Cramped, labyrinthine city space can be as alluring as it is claustrophobic. While some people yearn for vast uninterrupted landscapes and stretching horizons, others are drawn to squeeze themselves into an efficiency apartment that’s smaller than the average half-bathroom. With skyrocketing real estate prices and little room left to build in cities like New York or Tokyo, architects have begun to rethink the use of modern urban space.

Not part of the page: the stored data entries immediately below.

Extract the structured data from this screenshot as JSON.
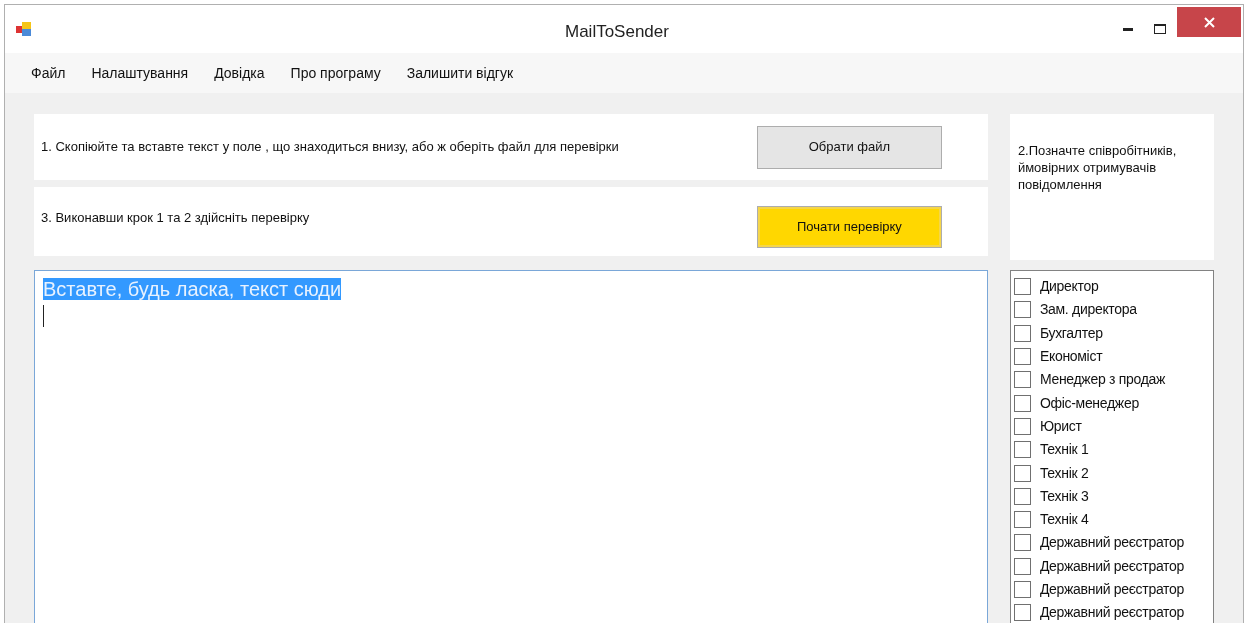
{
  "window": {
    "title": "MailToSender"
  },
  "menu": [
    "Файл",
    "Налаштування",
    "Довідка",
    "Про програму",
    "Залишити відгук"
  ],
  "step1": {
    "text": "1. Скопіюйте та вставте текст у поле , що знаходиться внизу, або ж оберіть файл для перевірки",
    "button": "Обрати файл"
  },
  "step3": {
    "text": "3. Виконавши крок 1 та 2 здійсніть перевірку",
    "button": "Почати перевірку"
  },
  "step2": {
    "text": "2.Позначте співробітників, ймовірних отримувачів повідомлення"
  },
  "editor": {
    "text": "Вставте, будь ласка, текст сюди",
    "selected": true
  },
  "recipients": [
    {
      "label": "Директор",
      "checked": false
    },
    {
      "label": "Зам. директора",
      "checked": false
    },
    {
      "label": "Бухгалтер",
      "checked": false
    },
    {
      "label": "Економіст",
      "checked": false
    },
    {
      "label": "Менеджер з продаж",
      "checked": false
    },
    {
      "label": "Офіс-менеджер",
      "checked": false
    },
    {
      "label": "Юрист",
      "checked": false
    },
    {
      "label": "Технік 1",
      "checked": false
    },
    {
      "label": "Технік 2",
      "checked": false
    },
    {
      "label": "Технік 3",
      "checked": false
    },
    {
      "label": "Технік 4",
      "checked": false
    },
    {
      "label": "Державний реєстратор",
      "checked": false
    },
    {
      "label": "Державний реєстратор",
      "checked": false
    },
    {
      "label": "Державний реєстратор",
      "checked": false
    },
    {
      "label": "Державний реєстратор",
      "checked": false
    }
  ]
}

As most architects, designers, and artists know, limitations can sometimes be much more creatively fruitful than facing endless possibilities. Rather than resort to rebuilding city space, the following seven examples of confined architecture take head on the challenge of limitation. Each of these designs is inspired by efficiency, envisioning novel ways of building around the issue of congestion.
Photo credit: Smithsonian
Described as a “luxury residential tower in a culture of congestion,” Rem Koolhaas’s unbuilt design for 23 East 22nd Street in New York is a playful take on the traditional high rise. Koolhaas’ well known treatise Delirious New York helped to establish him as an architectural gadfly of overcrowded spaces. The building design uses cantilevers, which allow it to rise up from the confined city block and contort to one side like a passenger on a crowded commuter train.
Photo credits: Architonic
Rather than compete for space, the Parasite Office is designed to leach off of existing alleys and gaps between buildings. Russian practice Za Bor Architects conceived of the idea of a hanging, multifunctional, and organic-looking structure that makes use of Moscow’s tight spaces without interrupting the flow of street movement.
Photo credits: Architizer
Japan is known for its jam-packed subway cars, its tight living spaces, and its dense architecture. Tokyo-based Yasuhiro Yamashita is the master architect of ultra-tiny living. However, his famous Lucky Drops demonstrates that even at just ten feet wide, a home can convey an expansive feel, using very thin, translucent walls to evoke the airy quality of a traditional Japanese lantern.
Photo credits: Inhabitat
If you’re not feeling claustrophobic enough yet, take a look at Centrala’s super-slender masterpiece, the Keret House. This excruciatingly minimalist design looks to sandwich a narrowly habitable space between two existing buildings in Warsaw. Just don’t expect to host too many dinner parties.
Photo credits: Designboom
In the midst of Japan’s famously hyper-congested urban centers, Yoshiaki Oyabu shows that what would otherwise be neglected space can be repurposed in novel ways. Open Architecture uses very basic design to create a multi-purpose, vertical public space in a narrow alleyway amid Osaka’s dense residential sprawl, serving as a playground, a venue, and a place to nurture community interaction.
Photo credits: eVolo
This “green innovative house” puts a futuristic spin on space-saving modular housing in the density of urban Bangkok. Achawin Laohavichairat, Montakan Manosong, and Peerapon Karunwiwat designed this very alien-looking concept eco-house to attach to existing structures without sacrificing livability, infrastructure, or green space.
Photo credits: Archdaily
The Dutch architecture and urban planning firm Waterstudio makes use of Low Country resourcefulness as a response to the threats of overpopulation and rising ocean levels driven by global climate change. The Citadel is a floating apartment complex that embraces water rather than struggles against it, using efficient water cooling design to reduce energy consumption up to 25% and extending urban space to waterways and coastline.